Alert April 22, 2014

Delaware Case Continues High Scrutiny of Investment Bankers in Mergers and Acquisitions


In a decision on March 7, 2014, the Delaware Court of Chancery found RBC Capital Markets, LLC liable for aiding and abetting breaches of fiduciary duty by the Board of Directors of Rural/Metro Corporation in connection with the sale of Rural to Warburg Pincus LLC. The case highlighted the conflicts of interest facing RBC given its multiple roles in the transaction and provides important guidance for both investment banks and boards of directors.

RBC was engaged by a Special Committee of Rural’s Board of Directors to pursue a potential sale of Rural. The Rural sale process was launched at the same time that Emergency Medical Services Corporation, parent company of Rural’s chief competitor, American Medical Response, was also being marketed for sale. The Court concluded that RBC’s desire to provide acquisition financing, not only to bidders for Rural, but also to bidders for EMS, motivated it to run a sale process for Rural that did not result in the highest price. 

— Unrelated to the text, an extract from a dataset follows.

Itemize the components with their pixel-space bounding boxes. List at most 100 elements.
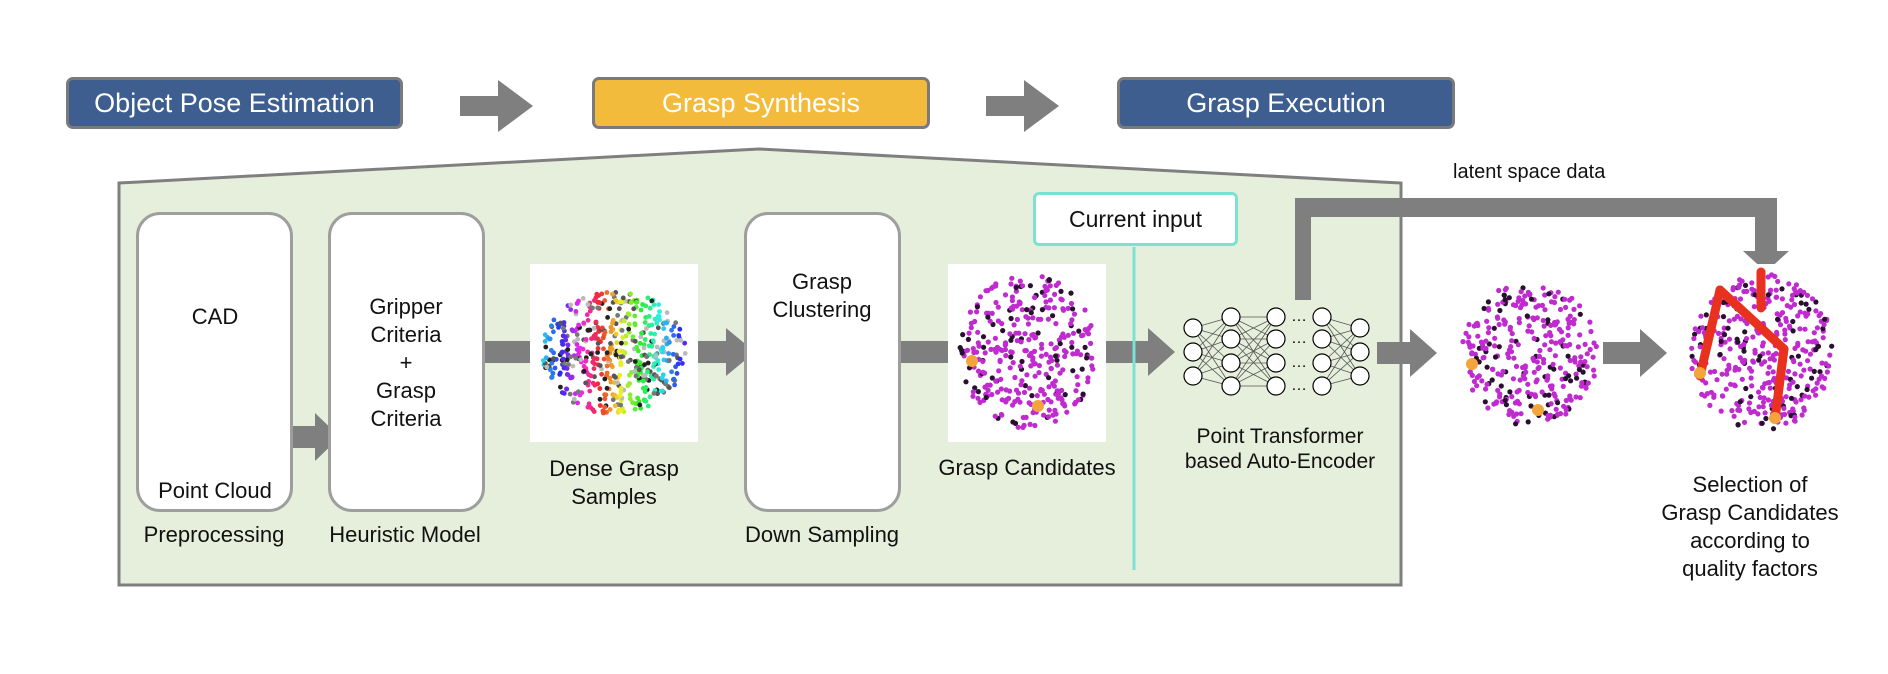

The Court also concluded that because Rural’s Board of Directors did not manage the process more actively, including by ensuring RBC’s conflicts did not skew the process, the directors had breached their fiduciary duties. Although Rural’s directors had previously settled the claims against them, the finding that they had breached their fiduciary duties resulted in liability for RBC for aiding and abetting the breach.

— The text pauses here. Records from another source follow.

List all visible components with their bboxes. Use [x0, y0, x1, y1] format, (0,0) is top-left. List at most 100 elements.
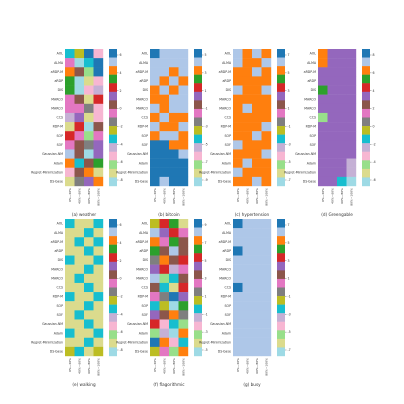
heatmap-cell: [74, 255, 85, 265]
colorbar-segment: [362, 134, 370, 144]
colorbar-segment: [109, 236, 117, 245]
heatmap-cell: [159, 85, 170, 95]
heatmap-cell: [93, 112, 104, 123]
row-label: Regret-Minimization: [284, 170, 316, 174]
panel-caption: (f) flagorithmic: [153, 382, 185, 387]
heatmap-cell: [327, 49, 338, 59]
heatmap-cell: [84, 158, 94, 168]
heatmap-cell: [159, 228, 170, 238]
heatmap-cell: [169, 167, 179, 178]
colorbar-segment: [194, 287, 202, 297]
heatmap-cell: [178, 337, 189, 348]
row-label: aRDP-M: [304, 70, 317, 74]
heatmap-cell: [242, 310, 253, 320]
heatmap-cell: [178, 246, 189, 256]
heatmap-cell: [337, 58, 347, 68]
heatmap-cell: [346, 131, 357, 141]
heatmap-cell: [327, 103, 338, 114]
heatmap-cell: [74, 67, 85, 77]
heatmap-cell: [318, 140, 328, 150]
heatmap-cell: [159, 49, 170, 59]
heatmap-cell: [84, 337, 94, 348]
colorbar-segment: [194, 100, 202, 110]
heatmap-cell: [242, 264, 253, 274]
colorbar-tick-label: -5: [205, 142, 208, 146]
row-label: MARCO: [304, 106, 316, 110]
panel-caption: (g) busy: [243, 382, 261, 387]
heatmap-cell: [150, 176, 160, 187]
colorbar-segment: [277, 244, 285, 254]
heatmap-cell: [65, 76, 75, 86]
heatmap-cell: [242, 76, 253, 86]
row-label: ALMA: [222, 231, 232, 235]
heatmap-cell: [159, 149, 170, 159]
heatmap-cell: [93, 167, 104, 178]
heatmap-cell: [150, 228, 160, 238]
heatmap-cell: [252, 131, 262, 141]
row-label: AOL: [142, 52, 149, 56]
heatmap-cell: [150, 58, 160, 68]
heatmap-cell: [233, 219, 243, 229]
heatmap-cell: [65, 176, 75, 187]
row-label: MARCO: [219, 267, 231, 271]
heatmap-cell: [318, 94, 328, 104]
row-label: SOP: [57, 134, 64, 138]
heatmap-cell: [178, 149, 189, 159]
column-label: 40%~60%: [162, 358, 166, 374]
colorbar-segment: [194, 108, 202, 118]
heatmap-cell: [252, 282, 262, 293]
row-label: Gaussian-NM: [210, 322, 231, 326]
heatmap-cell: [261, 167, 272, 178]
heatmap-cell: [150, 273, 160, 284]
colorbar-tick-label: -8: [120, 178, 123, 182]
heatmap-cell: [233, 176, 243, 187]
colorbar-tick-label: 5: [205, 53, 207, 57]
heatmap-cell: [337, 122, 347, 132]
heatmap-cell: [150, 292, 160, 302]
heatmap-cell: [242, 282, 253, 293]
heatmap-cell: [261, 49, 272, 59]
heatmap-cell: [233, 131, 243, 141]
heatmap-cell: [233, 255, 243, 265]
column-label: 60%~80%: [255, 188, 259, 204]
heatmap-cell: [346, 49, 357, 59]
colorbar-segment: [277, 168, 285, 178]
heatmap-cell: [233, 246, 243, 256]
column-label: 40%~60%: [77, 188, 81, 204]
heatmap-cell: [261, 346, 272, 357]
heatmap-cell: [261, 301, 272, 311]
column-label: 80%~100%: [181, 188, 185, 206]
colorbar-segment: [109, 108, 117, 118]
heatmap-cell: [159, 337, 170, 348]
row-label: ALMA: [139, 231, 149, 235]
colorbar-tick-label: 4: [120, 71, 122, 75]
heatmap-cell: [150, 246, 160, 256]
heatmap-cell: [242, 176, 253, 187]
row-label: MARCO: [136, 276, 148, 280]
column-label: 60%~80%: [87, 358, 91, 374]
colorbar-tick-label: 3: [205, 71, 207, 75]
heatmap-cell: [84, 49, 94, 59]
colorbar-segment: [277, 66, 285, 75]
heatmap-cell: [252, 301, 262, 311]
colorbar-segment: [194, 278, 202, 288]
heatmap-cell: [150, 310, 160, 320]
row-label: Adam: [54, 161, 63, 165]
heatmap-cell: [252, 176, 262, 187]
row-label: aRDP: [307, 79, 316, 83]
row-label: Regret-Minimization: [31, 340, 63, 344]
heatmap-cell: [178, 273, 189, 284]
colorbar-segment: [109, 100, 117, 110]
row-label: SOP: [225, 134, 232, 138]
colorbar-segment: [362, 57, 370, 67]
row-label: DS-base: [303, 180, 316, 184]
column-label: 60%~80%: [172, 188, 176, 204]
colorbar-tick-label: -6: [120, 330, 123, 334]
heatmap-cell: [74, 264, 85, 274]
heatmap-cell: [93, 67, 104, 77]
colorbar-segment: [109, 160, 117, 170]
row-label: ALMA: [139, 61, 149, 65]
heatmap-cell: [74, 273, 85, 284]
heatmap-cell: [169, 282, 179, 293]
colorbar-tick-label: -4: [120, 312, 123, 316]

The Court concluded that RBC’s desire to provide acquisition financing motivated it to induce Rural to put itself up for sale while EMS was also seeking buyers. According to the Court, RBC believed its role as sell-side advisor to Rural would give it an edge as acquisition financier to the ultimate buyer of EMS.  However, the contemporaneous auction of EMS caused a number of logical bidders for Rural to decline participation in the Rural process in order to focus on acquiring EMS.

The Court also found that RBC did not timely provide the Rural Board with the financial information it needed to make an informed decision, including an analysis of the value of Rural if it did not engage in a transaction at all. The financial information RBC did provide came less than an hour and a half before the meeting at which the Board approved the sale of Rural to Warburg.

In finding RBC liable for aiding and abetting breach of fiduciary duty, the Court noted that the potential for liability would provide investment banks with a powerful reason for taking care in how they advise boards of directors in considering strategic alternatives. Boards themselves should also take note of this decision and its implications for managing investment banker conflicts.